USM director of communications Bob Caswell told the Bangor Daily News two weeks ago that about $1 million would be saved through the elimination of three academic programs — American and New England studies, geosciences and arts and humanities on the Lewiston-Auburn campus. The fourth program that was originally proposed for elimination, Recreation and Leisure Studies, has since been taken off the chopping block.
Kalikow also said in her email that the 12 faculty layoffs, which have since been rescinded, amounted to $1.26 million in savings. The Senate Faculty leadership must come up with comparable cuts in academic programs, meaning they cannot propose to make up for those savings by cutting administrative costs.
Kalikow said the savings could come from retirements or by reducing the support staff, but at this point no decisions have been made.
“They’re closest to the programs,” she said of the faculty. “They ought to know where things can be done that can save us some money and serve the students.”
In an email, Jeannine Uzzi, an associate professor of classics and member of the USM Faculty Senate, confirmed that no decisions have been made.
“Everyone is in work mode,” she said in an email.

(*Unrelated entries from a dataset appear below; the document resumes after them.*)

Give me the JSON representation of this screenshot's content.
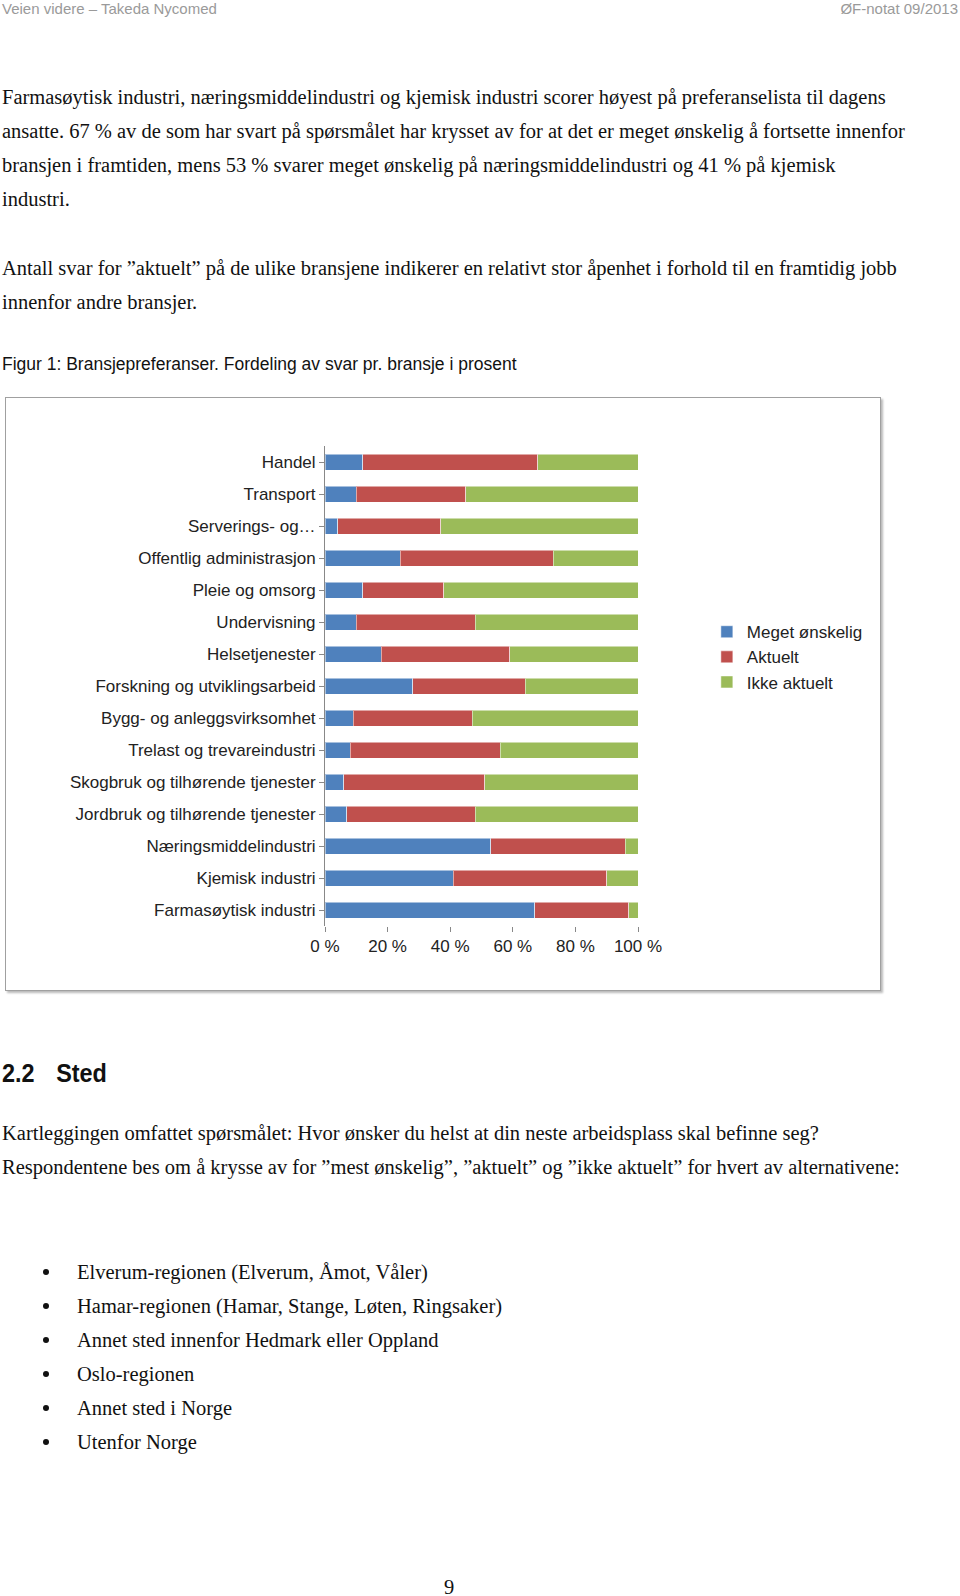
{
  "header": {
    "left": "Veien videre – Takeda Nycomed",
    "right": "ØF-notat 09/2013"
  },
  "paragraphs": [
    "Farmasøytisk industri, næringsmiddelindustri og kjemisk industri scorer høyest på preferanselista til dagens ansatte. 67 % av de som har svart på spørsmålet har krysset av for at det er meget ønskelig å fortsette innenfor bransjen i framtiden, mens 53 % svarer meget ønskelig på næringsmiddelindustri og 41 % på kjemisk industri.",
    "Antall svar for ”aktuelt” på de ulike bransjene indikerer en relativt stor åpenhet i forhold til en framtidig jobb innenfor andre bransjer."
  ],
  "figure_caption": "Figur 1: Bransjepreferanser. Fordeling av svar pr. bransje i prosent",
  "chart_data": {
    "type": "bar",
    "orientation": "horizontal",
    "stacked": true,
    "grid": false,
    "legend": "right",
    "categories": [
      "Handel",
      "Transport",
      "Serverings- og…",
      "Offentlig administrasjon",
      "Pleie og omsorg",
      "Undervisning",
      "Helsetjenester",
      "Forskning og utviklingsarbeid",
      "Bygg- og anleggsvirksomhet",
      "Trelast og trevareindustri",
      "Skogbruk og tilhørende tjenester",
      "Jordbruk og tilhørende tjenester",
      "Næringsmiddelindustri",
      "Kjemisk industri",
      "Farmasøytisk industri"
    ],
    "series": [
      {
        "name": "Meget ønskelig",
        "color": "#4f81bd",
        "values": [
          12,
          10,
          4,
          24,
          12,
          10,
          18,
          28,
          9,
          8,
          6,
          7,
          53,
          41,
          67
        ]
      },
      {
        "name": "Aktuelt",
        "color": "#c0504d",
        "values": [
          56,
          35,
          33,
          49,
          26,
          38,
          41,
          36,
          38,
          48,
          45,
          41,
          43,
          49,
          30
        ]
      },
      {
        "name": "Ikke aktuelt",
        "color": "#9bbb59",
        "values": [
          32,
          55,
          63,
          27,
          62,
          52,
          41,
          36,
          53,
          44,
          49,
          52,
          4,
          10,
          3
        ]
      }
    ],
    "xlim": [
      0,
      100
    ],
    "xticks": [
      {
        "value": 0,
        "label": "0 %"
      },
      {
        "value": 20,
        "label": "20 %"
      },
      {
        "value": 40,
        "label": "40 %"
      },
      {
        "value": 60,
        "label": "60 %"
      },
      {
        "value": 80,
        "label": "80 %"
      },
      {
        "value": 100,
        "label": "100 %"
      }
    ]
  },
  "section": {
    "number": "2.2",
    "title": "Sted"
  },
  "section_text": "Kartleggingen omfattet spørsmålet: Hvor ønsker du helst at din neste arbeidsplass skal befinne seg? Respondentene bes om å krysse av for ”mest ønskelig”, ”aktuelt” og ”ikke aktuelt” for hvert av alternativene:",
  "list": [
    "Elverum-regionen (Elverum, Åmot, Våler)",
    "Hamar-regionen (Hamar, Stange, Løten, Ringsaker)",
    "Annet sted innenfor Hedmark eller Oppland",
    "Oslo-regionen",
    "Annet sted i Norge",
    "Utenfor Norge"
  ],
  "page_number": 9
}
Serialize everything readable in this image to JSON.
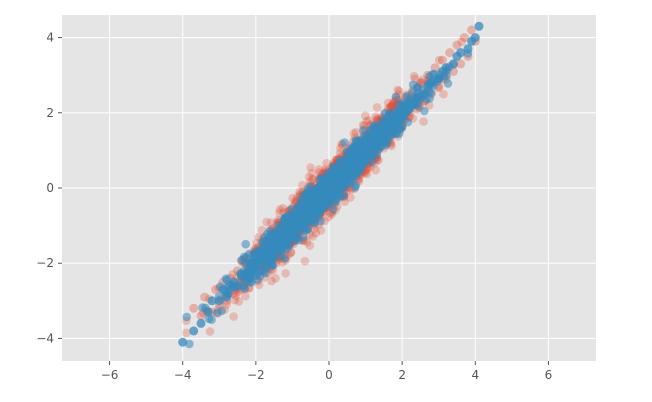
{
  "chart_data": {
    "type": "scatter",
    "title": "",
    "xlabel": "",
    "ylabel": "",
    "xlim": [
      -7.3,
      7.3
    ],
    "ylim": [
      -4.6,
      4.6
    ],
    "xticks": [
      -6,
      -4,
      -2,
      0,
      2,
      4,
      6
    ],
    "yticks": [
      -4,
      -2,
      0,
      2,
      4
    ],
    "xtick_labels": [
      "−6",
      "−4",
      "−2",
      "0",
      "2",
      "4",
      "6"
    ],
    "ytick_labels": [
      "−4",
      "−2",
      "0",
      "2",
      "4"
    ],
    "grid": true,
    "legend": "none",
    "style": "ggplot",
    "background_color": "#E5E5E5",
    "grid_color": "#FFFFFF",
    "series": [
      {
        "color": "#E24A33",
        "opacity": 0.35,
        "description_of_values": "dense elongated cloud along y≈x, slightly wider than the blue cloud",
        "x": [
          -3.7,
          -3.5,
          -3.4,
          -3.2,
          -3.1,
          -3.0,
          -2.9,
          -2.8,
          -2.7,
          -2.6,
          -2.5,
          -2.4,
          -2.3,
          -2.2,
          -2.1,
          -2.0,
          -1.9,
          -1.8,
          -1.7,
          -1.6,
          -1.5,
          -1.4,
          -1.3,
          -1.2,
          -1.1,
          -1.0,
          -0.9,
          -0.8,
          -0.7,
          -0.6,
          -0.5,
          -0.4,
          -0.3,
          -0.2,
          -0.1,
          0.0,
          0.1,
          0.2,
          0.3,
          0.4,
          0.5,
          0.6,
          0.7,
          0.8,
          0.9,
          1.0,
          1.1,
          1.2,
          1.3,
          1.4,
          1.5,
          1.6,
          1.7,
          1.8,
          1.9,
          2.0,
          2.1,
          2.2,
          2.3,
          2.4,
          2.5,
          2.6,
          2.7,
          2.8,
          2.9,
          3.0,
          3.1,
          3.2,
          3.3,
          3.4,
          3.5,
          3.6,
          3.7,
          3.8,
          3.9,
          4.0
        ],
        "y": [
          -3.2,
          -3.4,
          -2.9,
          -3.3,
          -2.7,
          -3.1,
          -2.5,
          -3.0,
          -2.4,
          -2.8,
          -2.2,
          -2.7,
          -2.0,
          -2.5,
          -1.8,
          -2.3,
          -1.6,
          -2.1,
          -1.4,
          -1.9,
          -1.2,
          -1.7,
          -1.0,
          -1.5,
          -0.8,
          -1.3,
          -0.6,
          -1.1,
          -0.4,
          -0.9,
          -0.2,
          -0.7,
          0.0,
          -0.5,
          0.2,
          -0.3,
          0.4,
          -0.1,
          0.6,
          0.1,
          0.8,
          0.3,
          1.0,
          0.5,
          1.2,
          0.7,
          1.4,
          0.9,
          1.6,
          1.1,
          1.8,
          1.3,
          2.0,
          1.5,
          2.2,
          1.7,
          2.4,
          1.9,
          2.6,
          2.1,
          2.8,
          2.3,
          3.0,
          2.5,
          3.2,
          2.7,
          3.4,
          2.9,
          3.6,
          3.1,
          3.8,
          3.3,
          4.0,
          3.5,
          4.2,
          3.9
        ]
      },
      {
        "color": "#348ABD",
        "opacity": 0.75,
        "description_of_values": "dense elongated cloud along y≈x, slightly tighter than the red cloud",
        "x": [
          -4.0,
          -3.7,
          -3.5,
          -3.3,
          -3.2,
          -3.0,
          -2.9,
          -2.8,
          -2.6,
          -2.5,
          -2.4,
          -2.2,
          -2.1,
          -2.0,
          -1.8,
          -1.7,
          -1.6,
          -1.4,
          -1.3,
          -1.2,
          -1.0,
          -0.9,
          -0.8,
          -0.6,
          -0.5,
          -0.4,
          -0.2,
          -0.1,
          0.0,
          0.2,
          0.3,
          0.4,
          0.6,
          0.7,
          0.8,
          1.0,
          1.1,
          1.2,
          1.4,
          1.5,
          1.6,
          1.8,
          1.9,
          2.0,
          2.2,
          2.3,
          2.4,
          2.6,
          2.7,
          2.8,
          3.0,
          3.1,
          3.2,
          3.4,
          3.5,
          3.6,
          3.8,
          3.9,
          4.0,
          4.1
        ],
        "y": [
          -4.1,
          -3.8,
          -3.6,
          -3.3,
          -3.0,
          -3.0,
          -2.7,
          -2.9,
          -2.5,
          -2.6,
          -2.3,
          -2.2,
          -2.0,
          -2.1,
          -1.8,
          -1.7,
          -1.5,
          -1.4,
          -1.3,
          -1.1,
          -1.0,
          -0.8,
          -0.9,
          -0.6,
          -0.4,
          -0.5,
          -0.2,
          0.0,
          -0.1,
          0.2,
          0.3,
          0.4,
          0.6,
          0.6,
          0.8,
          1.0,
          1.0,
          1.2,
          1.3,
          1.5,
          1.6,
          1.7,
          1.9,
          2.0,
          2.1,
          2.3,
          2.4,
          2.5,
          2.7,
          2.8,
          2.9,
          3.1,
          3.2,
          3.3,
          3.5,
          3.6,
          3.7,
          3.9,
          4.0,
          4.3
        ]
      }
    ]
  }
}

The 12 faculty layoffs prompted the formation of a student movement, called Students for #USMfuture, that opposes the university administration’s decision to find the savings in academic programs. The group organized rallies and engaged lawmakers in an effort to stop the retrenchments.
Another rally was planned at 11:30 a.m. Friday on the USM Portland campus.
A press release announcing the event stated that the rally was being held “in protest of recent staff firings, which along with faculty ‘retrenchments’ and academic program cuts, have not been satisfactorily explained or justified.”